The spells included are varied and cover the topics of love/money/protection/healing and the author also includes a spell to hex, to bind and to break a spell. Some of the spells the practitioner would need a strong stomach for, as the author forewarn the reader. However the author contradicts her own ethics, on p6 the author writes "try to bring harm to no one in the practice of your magic..." and on p36 she writes about the law of rebound "what goes around comes around" and on p39 the law of cause and effect "For every action there is a reaction... ",,, energies that you unwittingly set loose during inept magical practices can have widespread effects upon the world, nature, specific locations, groups of people, individuals of the universe in general" "You're messing with other people's bodies, space, homes, energies, dreams and realities. Consider carefully all the possible outcomes and repercussions from any magical endeavor." And yet on p128 she has a spell for dividing lovers with a verse "This couple the spirits shall divide with malice." Malice is harmful intent so already she is contradicting the laws of witchcraft. The law of rebound would also suggest that if you attempt to separate lovers, then you may find your own relationships breaking down.

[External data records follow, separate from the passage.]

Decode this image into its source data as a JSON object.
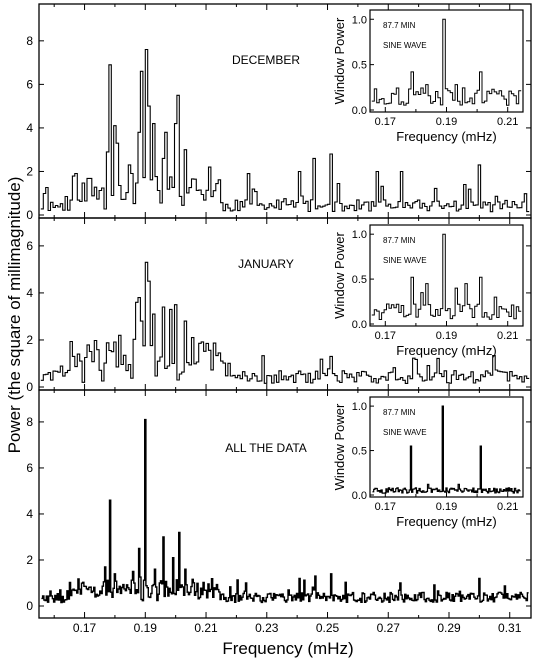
{
  "chart_data": {
    "type": "bar",
    "ylabel": "Power (the square of millimagnitude)",
    "xlabel": "Frequency (mHz)",
    "x_ticks": [
      "0.17",
      "0.19",
      "0.21",
      "0.23",
      "0.25",
      "0.27",
      "0.29",
      "0.31"
    ],
    "xlim": [
      0.155,
      0.317
    ],
    "panels": [
      {
        "title": "DECEMBER",
        "ylim": [
          0,
          9.6
        ],
        "y_ticks": [
          "0",
          "2",
          "4",
          "6",
          "8"
        ],
        "peaks": [
          {
            "x": 0.1785,
            "y": 6.9
          },
          {
            "x": 0.18,
            "y": 4.1
          },
          {
            "x": 0.1775,
            "y": 2.9
          },
          {
            "x": 0.181,
            "y": 3.3
          },
          {
            "x": 0.188,
            "y": 3.8
          },
          {
            "x": 0.189,
            "y": 6.6
          },
          {
            "x": 0.19,
            "y": 7.6
          },
          {
            "x": 0.1915,
            "y": 5.0
          },
          {
            "x": 0.193,
            "y": 4.2
          },
          {
            "x": 0.197,
            "y": 3.8
          },
          {
            "x": 0.2,
            "y": 4.2
          },
          {
            "x": 0.201,
            "y": 5.5
          },
          {
            "x": 0.2035,
            "y": 3.0
          },
          {
            "x": 0.185,
            "y": 2.3
          },
          {
            "x": 0.196,
            "y": 2.6
          },
          {
            "x": 0.211,
            "y": 2.2
          },
          {
            "x": 0.224,
            "y": 1.9
          },
          {
            "x": 0.241,
            "y": 2.0
          },
          {
            "x": 0.246,
            "y": 2.6
          },
          {
            "x": 0.251,
            "y": 2.8
          },
          {
            "x": 0.266,
            "y": 2.0
          },
          {
            "x": 0.274,
            "y": 2.0
          },
          {
            "x": 0.295,
            "y": 1.4
          },
          {
            "x": 0.3,
            "y": 2.3
          }
        ],
        "inset": {
          "ylabel": "Window Power",
          "xlabel": "Frequency (mHz)",
          "annotation_1": "87.7 MIN",
          "annotation_2": "SINE WAVE",
          "x_ticks": [
            "0.17",
            "0.19",
            "0.21"
          ],
          "y_ticks": [
            "0.0",
            "0.5",
            "1.0"
          ],
          "xlim": [
            0.165,
            0.215
          ],
          "ylim": [
            0,
            1.08
          ],
          "peaks": [
            {
              "x": 0.1785,
              "y": 0.42
            },
            {
              "x": 0.189,
              "y": 1.0
            },
            {
              "x": 0.201,
              "y": 0.42
            },
            {
              "x": 0.184,
              "y": 0.28
            },
            {
              "x": 0.1935,
              "y": 0.28
            },
            {
              "x": 0.206,
              "y": 0.2
            },
            {
              "x": 0.174,
              "y": 0.15
            },
            {
              "x": 0.2095,
              "y": 0.12
            }
          ]
        }
      },
      {
        "title": "JANUARY",
        "ylim": [
          0,
          7.1
        ],
        "y_ticks": [
          "0",
          "2",
          "4",
          "6"
        ],
        "peaks": [
          {
            "x": 0.187,
            "y": 3.6
          },
          {
            "x": 0.188,
            "y": 3.8
          },
          {
            "x": 0.189,
            "y": 2.8
          },
          {
            "x": 0.19,
            "y": 5.3
          },
          {
            "x": 0.191,
            "y": 4.5
          },
          {
            "x": 0.193,
            "y": 3.1
          },
          {
            "x": 0.196,
            "y": 3.4
          },
          {
            "x": 0.198,
            "y": 3.3
          },
          {
            "x": 0.2,
            "y": 3.5
          },
          {
            "x": 0.203,
            "y": 2.8
          },
          {
            "x": 0.206,
            "y": 2.1
          },
          {
            "x": 0.182,
            "y": 2.2
          },
          {
            "x": 0.179,
            "y": 1.5
          },
          {
            "x": 0.209,
            "y": 1.5
          },
          {
            "x": 0.215,
            "y": 1.1
          },
          {
            "x": 0.166,
            "y": 1.3
          },
          {
            "x": 0.169,
            "y": 1.1
          }
        ],
        "inset": {
          "ylabel": "Window Power",
          "xlabel": "Frequency (mHz)",
          "annotation_1": "87.7 MIN",
          "annotation_2": "SINE WAVE",
          "x_ticks": [
            "0.17",
            "0.19",
            "0.21"
          ],
          "y_ticks": [
            "0.0",
            "0.5",
            "1.0"
          ],
          "xlim": [
            0.165,
            0.215
          ],
          "ylim": [
            0,
            1.08
          ],
          "peaks": [
            {
              "x": 0.1785,
              "y": 0.52
            },
            {
              "x": 0.189,
              "y": 1.0
            },
            {
              "x": 0.201,
              "y": 0.52
            },
            {
              "x": 0.184,
              "y": 0.45
            },
            {
              "x": 0.1935,
              "y": 0.4
            },
            {
              "x": 0.196,
              "y": 0.45
            },
            {
              "x": 0.182,
              "y": 0.35
            },
            {
              "x": 0.206,
              "y": 0.3
            },
            {
              "x": 0.174,
              "y": 0.22
            }
          ]
        }
      },
      {
        "title": "ALL THE DATA",
        "ylim": [
          0,
          9.3
        ],
        "y_ticks": [
          "0",
          "2",
          "4",
          "6",
          "8"
        ],
        "peaks": [
          {
            "x": 0.1785,
            "y": 4.6
          },
          {
            "x": 0.19,
            "y": 8.1
          },
          {
            "x": 0.201,
            "y": 3.2
          },
          {
            "x": 0.196,
            "y": 3.0
          },
          {
            "x": 0.188,
            "y": 2.5
          },
          {
            "x": 0.177,
            "y": 1.7
          },
          {
            "x": 0.18,
            "y": 1.4
          },
          {
            "x": 0.193,
            "y": 1.6
          },
          {
            "x": 0.199,
            "y": 2.1
          },
          {
            "x": 0.186,
            "y": 1.5
          },
          {
            "x": 0.203,
            "y": 1.6
          },
          {
            "x": 0.223,
            "y": 1.0
          },
          {
            "x": 0.241,
            "y": 1.2
          },
          {
            "x": 0.246,
            "y": 1.3
          },
          {
            "x": 0.251,
            "y": 1.4
          },
          {
            "x": 0.274,
            "y": 1.0
          },
          {
            "x": 0.3,
            "y": 1.2
          }
        ],
        "inset": {
          "ylabel": "Window Power",
          "xlabel": "Frequency (mHz)",
          "annotation_1": "87.7 MIN",
          "annotation_2": "SINE WAVE",
          "x_ticks": [
            "0.17",
            "0.19",
            "0.21"
          ],
          "y_ticks": [
            "0.0",
            "0.5",
            "1.0"
          ],
          "xlim": [
            0.165,
            0.215
          ],
          "ylim": [
            0,
            1.08
          ],
          "peaks": [
            {
              "x": 0.1785,
              "y": 0.55
            },
            {
              "x": 0.189,
              "y": 1.0
            },
            {
              "x": 0.201,
              "y": 0.55
            },
            {
              "x": 0.184,
              "y": 0.12
            },
            {
              "x": 0.194,
              "y": 0.12
            },
            {
              "x": 0.174,
              "y": 0.08
            }
          ]
        }
      }
    ]
  }
}
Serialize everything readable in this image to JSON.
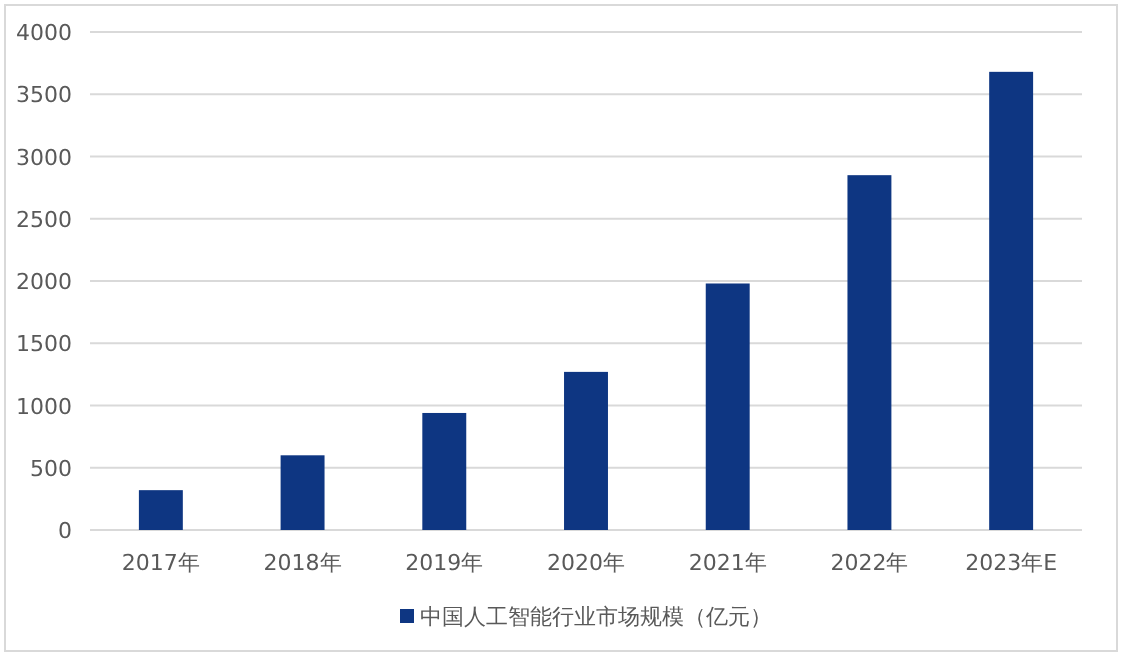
{
  "chart_data": {
    "type": "bar",
    "categories": [
      "2017年",
      "2018年",
      "2019年",
      "2020年",
      "2021年",
      "2022年",
      "2023年E"
    ],
    "series": [
      {
        "name": "中国人工智能行业市场规模（亿元）",
        "color": "#0e3682",
        "values": [
          320,
          600,
          940,
          1270,
          1980,
          2850,
          3680
        ]
      }
    ],
    "ylim": [
      0,
      4000
    ],
    "yticks": [
      0,
      500,
      1000,
      1500,
      2000,
      2500,
      3000,
      3500,
      4000
    ],
    "grid": "y",
    "legend": "bottom"
  }
}
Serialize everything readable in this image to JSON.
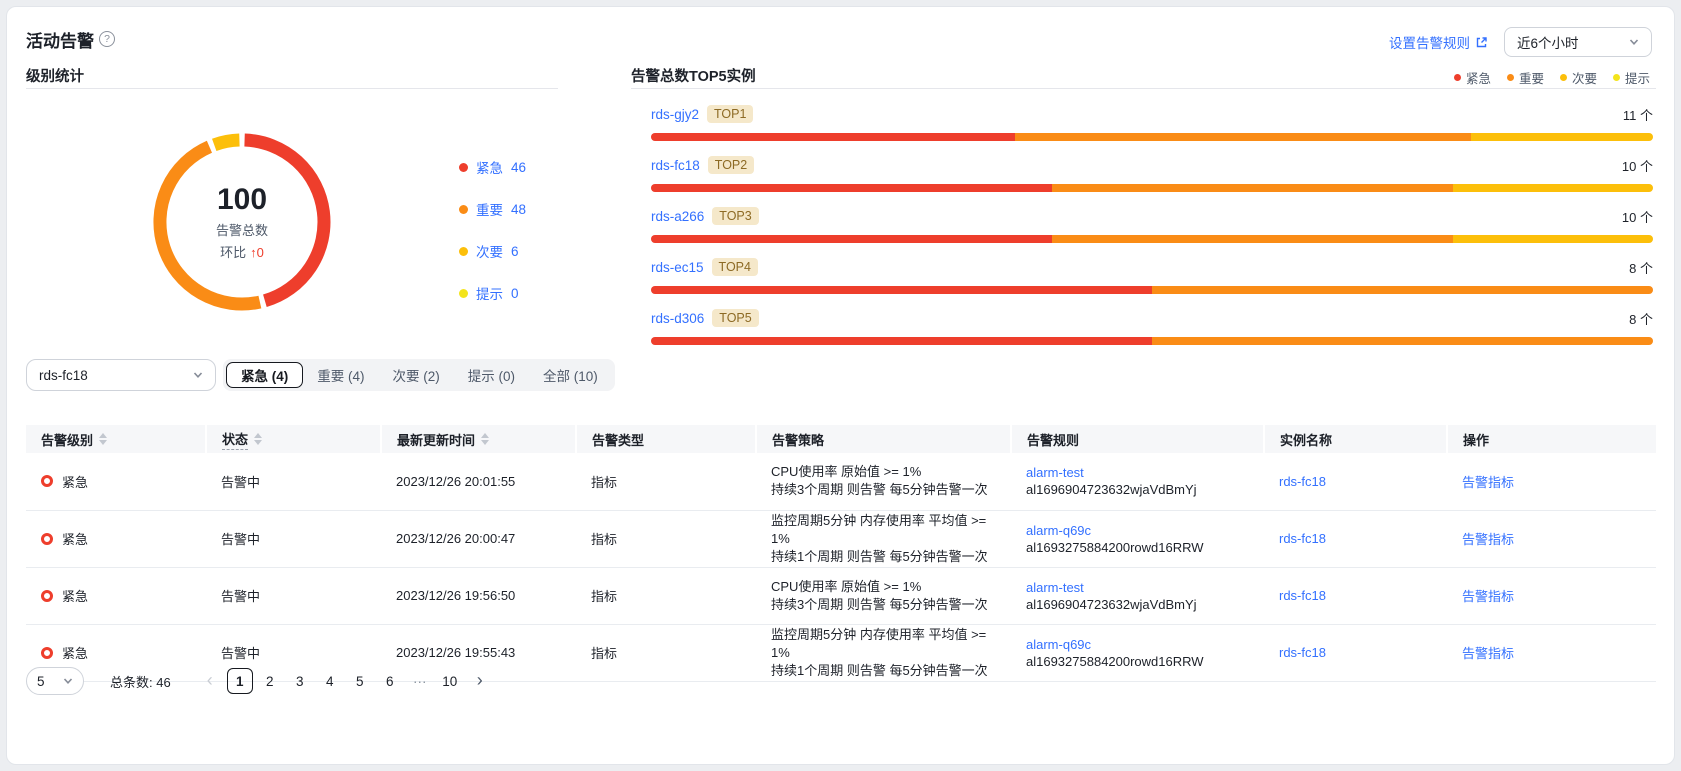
{
  "page": {
    "title": "活动告警"
  },
  "icons": {
    "help": "?",
    "up_arrow": "↑",
    "prev": "‹",
    "next": "›"
  },
  "colors": {
    "critical": "#ee3e2c",
    "major": "#fa8c16",
    "minor": "#fcbf0a",
    "info": "#f3e41c",
    "link": "#3370ff"
  },
  "header": {
    "rules_link_label": "设置告警规则",
    "time_range_value": "近6个小时"
  },
  "chart_data": [
    {
      "type": "pie",
      "donut": true,
      "title": "级别统计",
      "labels": [
        "紧急",
        "重要",
        "次要",
        "提示"
      ],
      "values": [
        46,
        48,
        6,
        0
      ],
      "colors": [
        "#ee3e2c",
        "#fa8c16",
        "#fcbf0a",
        "#f3e41c"
      ],
      "center_total": "100",
      "center_label": "告警总数",
      "mom_label": "环比",
      "mom_delta": "0",
      "legend_position": "right"
    },
    {
      "type": "bar",
      "orientation": "horizontal",
      "stacked": true,
      "normalized_width": true,
      "title": "告警总数TOP5实例",
      "categories": [
        "rds-gjy2",
        "rds-fc18",
        "rds-a266",
        "rds-ec15",
        "rds-d306"
      ],
      "ranks": [
        "TOP1",
        "TOP2",
        "TOP3",
        "TOP4",
        "TOP5"
      ],
      "totals": [
        11,
        10,
        10,
        8,
        8
      ],
      "unit": "个",
      "legend": [
        "紧急",
        "重要",
        "次要",
        "提示"
      ],
      "series": [
        {
          "name": "紧急",
          "color": "#ee3e2c",
          "values": [
            4,
            4,
            4,
            4,
            4
          ]
        },
        {
          "name": "重要",
          "color": "#fa8c16",
          "values": [
            5,
            4,
            4,
            4,
            4
          ]
        },
        {
          "name": "次要",
          "color": "#fcbf0a",
          "values": [
            2,
            2,
            2,
            0,
            0
          ]
        },
        {
          "name": "提示",
          "color": "#f3e41c",
          "values": [
            0,
            0,
            0,
            0,
            0
          ]
        }
      ]
    }
  ],
  "filters": {
    "instance_select_value": "rds-fc18",
    "tabs": [
      {
        "label": "紧急 (4)",
        "active": true
      },
      {
        "label": "重要 (4)",
        "active": false
      },
      {
        "label": "次要 (2)",
        "active": false
      },
      {
        "label": "提示 (0)",
        "active": false
      },
      {
        "label": "全部 (10)",
        "active": false
      }
    ]
  },
  "table": {
    "columns": [
      {
        "label": "告警级别",
        "sortable": true
      },
      {
        "label": "状态",
        "sortable": true,
        "dashed": true
      },
      {
        "label": "最新更新时间",
        "sortable": true
      },
      {
        "label": "告警类型"
      },
      {
        "label": "告警策略"
      },
      {
        "label": "告警规则"
      },
      {
        "label": "实例名称"
      },
      {
        "label": "操作"
      }
    ],
    "rows": [
      {
        "level": "紧急",
        "status": "告警中",
        "time": "2023/12/26 20:01:55",
        "type": "指标",
        "policy": [
          "CPU使用率 原始值 >= 1%",
          "持续3个周期 则告警 每5分钟告警一次"
        ],
        "rule_name": "alarm-test",
        "rule_id": "al1696904723632wjaVdBmYj",
        "instance": "rds-fc18",
        "action": "告警指标"
      },
      {
        "level": "紧急",
        "status": "告警中",
        "time": "2023/12/26 20:00:47",
        "type": "指标",
        "policy": [
          "监控周期5分钟 内存使用率 平均值 >= 1%",
          "持续1个周期 则告警 每5分钟告警一次"
        ],
        "rule_name": "alarm-q69c",
        "rule_id": "al1693275884200rowd16RRW",
        "instance": "rds-fc18",
        "action": "告警指标"
      },
      {
        "level": "紧急",
        "status": "告警中",
        "time": "2023/12/26 19:56:50",
        "type": "指标",
        "policy": [
          "CPU使用率 原始值 >= 1%",
          "持续3个周期 则告警 每5分钟告警一次"
        ],
        "rule_name": "alarm-test",
        "rule_id": "al1696904723632wjaVdBmYj",
        "instance": "rds-fc18",
        "action": "告警指标"
      },
      {
        "level": "紧急",
        "status": "告警中",
        "time": "2023/12/26 19:55:43",
        "type": "指标",
        "policy": [
          "监控周期5分钟 内存使用率 平均值 >= 1%",
          "持续1个周期 则告警 每5分钟告警一次"
        ],
        "rule_name": "alarm-q69c",
        "rule_id": "al1693275884200rowd16RRW",
        "instance": "rds-fc18",
        "action": "告警指标"
      }
    ]
  },
  "pagination": {
    "page_size": "5",
    "total_label": "总条数:",
    "total_value": "46",
    "pages": [
      "1",
      "2",
      "3",
      "4",
      "5",
      "6",
      "···",
      "10"
    ],
    "current": "1"
  }
}
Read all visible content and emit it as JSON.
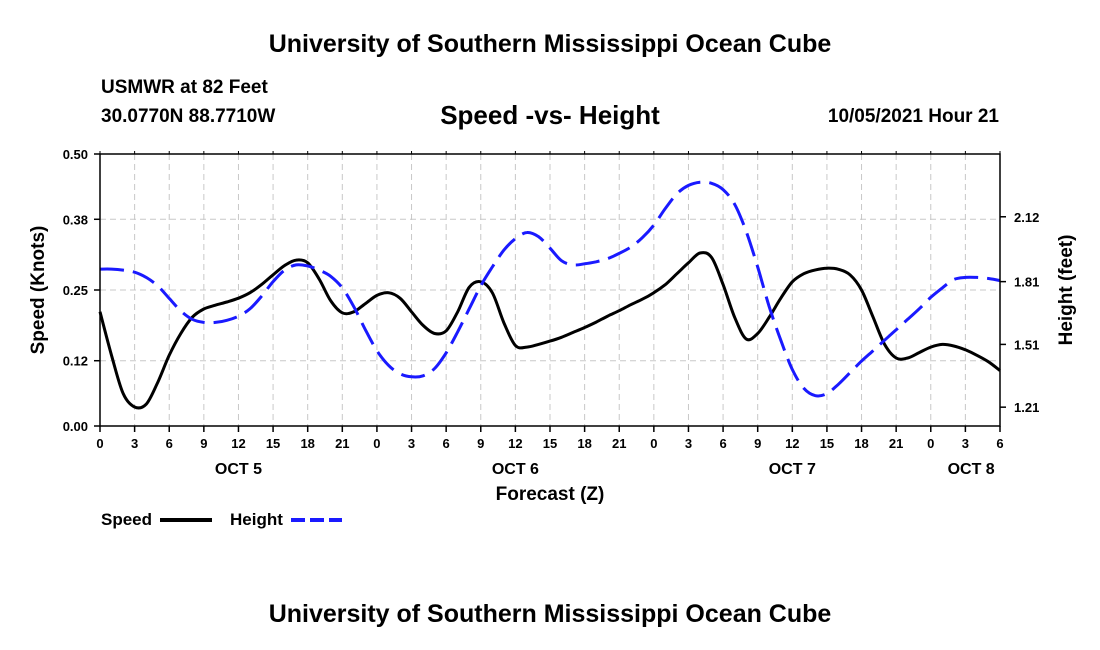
{
  "page": {
    "title_top": "University of Southern Mississippi Ocean Cube",
    "title_bottom": "University of Southern Mississippi Ocean Cube",
    "station_line1": "USMWR at 82 Feet",
    "station_line2": "30.0770N  88.7710W",
    "chart_heading": "Speed -vs- Height",
    "datetime": "10/05/2021 Hour 21"
  },
  "chart_data": {
    "type": "line",
    "title": "Speed -vs- Height",
    "xlabel": "Forecast (Z)",
    "ylabel": "Speed (Knots)",
    "y2label": "Height (feet)",
    "x_range_hours": [
      0,
      78
    ],
    "ylim": [
      0,
      0.5
    ],
    "y2lim": [
      1.12,
      2.42
    ],
    "y_ticks": [
      0.0,
      0.12,
      0.25,
      0.38,
      0.5
    ],
    "y_tick_labels": [
      "0.00",
      "0.12",
      "0.25",
      "0.38",
      "0.50"
    ],
    "y2_ticks": [
      1.21,
      1.51,
      1.81,
      2.12
    ],
    "y2_tick_labels": [
      "1.21",
      "1.51",
      "1.81",
      "2.12"
    ],
    "x_ticks_hours": [
      0,
      3,
      6,
      9,
      12,
      15,
      18,
      21,
      24,
      27,
      30,
      33,
      36,
      39,
      42,
      45,
      48,
      51,
      54,
      57,
      60,
      63,
      66,
      69,
      72,
      75,
      78
    ],
    "x_tick_labels": [
      "0",
      "3",
      "6",
      "9",
      "12",
      "15",
      "18",
      "21",
      "0",
      "3",
      "6",
      "9",
      "12",
      "15",
      "18",
      "21",
      "0",
      "3",
      "6",
      "9",
      "12",
      "15",
      "18",
      "21",
      "0",
      "3",
      "6"
    ],
    "day_labels": [
      {
        "label": "OCT 5",
        "hour": 12
      },
      {
        "label": "OCT 6",
        "hour": 36
      },
      {
        "label": "OCT 7",
        "hour": 60
      },
      {
        "label": "OCT 8",
        "hour": 75.5
      }
    ],
    "grid": true,
    "legend_position": "bottom-left",
    "series": [
      {
        "name": "Speed",
        "legend_label": "Speed",
        "axis": "left",
        "color": "#000000",
        "style": "solid",
        "hours": [
          0,
          1,
          2,
          3,
          4,
          5,
          6,
          7,
          8,
          9,
          10,
          11,
          12,
          13,
          14,
          15,
          16,
          17,
          18,
          19,
          20,
          21,
          22,
          23,
          24,
          25,
          26,
          27,
          28,
          29,
          30,
          31,
          32,
          33,
          34,
          35,
          36,
          37,
          38,
          39,
          40,
          41,
          42,
          43,
          44,
          45,
          46,
          47,
          48,
          49,
          50,
          51,
          52,
          53,
          54,
          55,
          56,
          57,
          58,
          59,
          60,
          61,
          62,
          63,
          64,
          65,
          66,
          67,
          68,
          69,
          70,
          71,
          72,
          73,
          74,
          75,
          76,
          77,
          78
        ],
        "values": [
          0.21,
          0.13,
          0.06,
          0.035,
          0.04,
          0.08,
          0.13,
          0.17,
          0.2,
          0.215,
          0.222,
          0.228,
          0.235,
          0.245,
          0.26,
          0.278,
          0.295,
          0.305,
          0.3,
          0.27,
          0.23,
          0.208,
          0.21,
          0.225,
          0.24,
          0.245,
          0.235,
          0.21,
          0.185,
          0.17,
          0.175,
          0.21,
          0.255,
          0.265,
          0.245,
          0.19,
          0.148,
          0.145,
          0.15,
          0.156,
          0.163,
          0.172,
          0.181,
          0.191,
          0.202,
          0.212,
          0.223,
          0.233,
          0.245,
          0.26,
          0.28,
          0.3,
          0.318,
          0.31,
          0.26,
          0.2,
          0.16,
          0.17,
          0.2,
          0.235,
          0.265,
          0.28,
          0.287,
          0.29,
          0.288,
          0.278,
          0.25,
          0.2,
          0.15,
          0.125,
          0.125,
          0.135,
          0.145,
          0.15,
          0.147,
          0.14,
          0.13,
          0.118,
          0.102
        ]
      },
      {
        "name": "Height",
        "legend_label": "Height",
        "axis": "right",
        "color": "#1a1aff",
        "style": "dashed",
        "hours": [
          0,
          1,
          2,
          3,
          4,
          5,
          6,
          7,
          8,
          9,
          10,
          11,
          12,
          13,
          14,
          15,
          16,
          17,
          18,
          19,
          20,
          21,
          22,
          23,
          24,
          25,
          26,
          27,
          28,
          29,
          30,
          31,
          32,
          33,
          34,
          35,
          36,
          37,
          38,
          39,
          40,
          41,
          42,
          43,
          44,
          45,
          46,
          47,
          48,
          49,
          50,
          51,
          52,
          53,
          54,
          55,
          56,
          57,
          58,
          59,
          60,
          61,
          62,
          63,
          64,
          65,
          66,
          67,
          68,
          69,
          70,
          71,
          72,
          73,
          74,
          75,
          76,
          77,
          78
        ],
        "values": [
          1.87,
          1.87,
          1.865,
          1.855,
          1.83,
          1.79,
          1.73,
          1.67,
          1.63,
          1.615,
          1.615,
          1.625,
          1.645,
          1.68,
          1.74,
          1.81,
          1.865,
          1.89,
          1.885,
          1.865,
          1.835,
          1.78,
          1.69,
          1.58,
          1.48,
          1.41,
          1.37,
          1.355,
          1.36,
          1.395,
          1.47,
          1.57,
          1.68,
          1.79,
          1.88,
          1.96,
          2.015,
          2.045,
          2.025,
          1.97,
          1.91,
          1.89,
          1.895,
          1.905,
          1.92,
          1.945,
          1.975,
          2.02,
          2.08,
          2.16,
          2.23,
          2.27,
          2.285,
          2.28,
          2.25,
          2.18,
          2.05,
          1.88,
          1.69,
          1.53,
          1.39,
          1.3,
          1.265,
          1.275,
          1.32,
          1.375,
          1.43,
          1.48,
          1.53,
          1.58,
          1.63,
          1.68,
          1.735,
          1.78,
          1.82,
          1.83,
          1.83,
          1.825,
          1.815
        ]
      }
    ]
  }
}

p140 has a "do my bidding spell" again this is harmful, and taking away someone else's will. p157 the "To spite your face spell" the author writes " you will take their photo and, with the focused emotions you feel at this person and their actions, you will mark it, slash it, spit on it, stomp on it" etc and yet on p7 she writes "This rule, more or less is telling you not to act rashly, or in anger but to think things through and try to view the circumstances and objectives on an level plane" The spell mentioned to spite your face suggests you let out all aggression during the spell - a very harmful and unwise thing to do.
p162 is a hex, one of the verses states, " That you will know sadness and sorrow and continuous misery" once again contradictory to the witches laws and ethics she has stated. The law of rebound will only bring sadness, and sorrow and continuous misery upon the person who casts this.
Overall I didn't fully enjoy this book, there were parts of it I thought were well written but the book seems to give the overall impression that it's ok to hex as long as you do it at the right time for the right reasons and you won't get any karmic backlash from it, and the author contradicts her ethics with the spells she has listed in the book, this would make it confusing to a person newly coming into witchcraft.
This book was interesting from the vantage point of how other witches may practice their craft, as witchcraft is extremely varied but I would not recommend this to a new beginner, or someone who was not already well versed in witchcraft.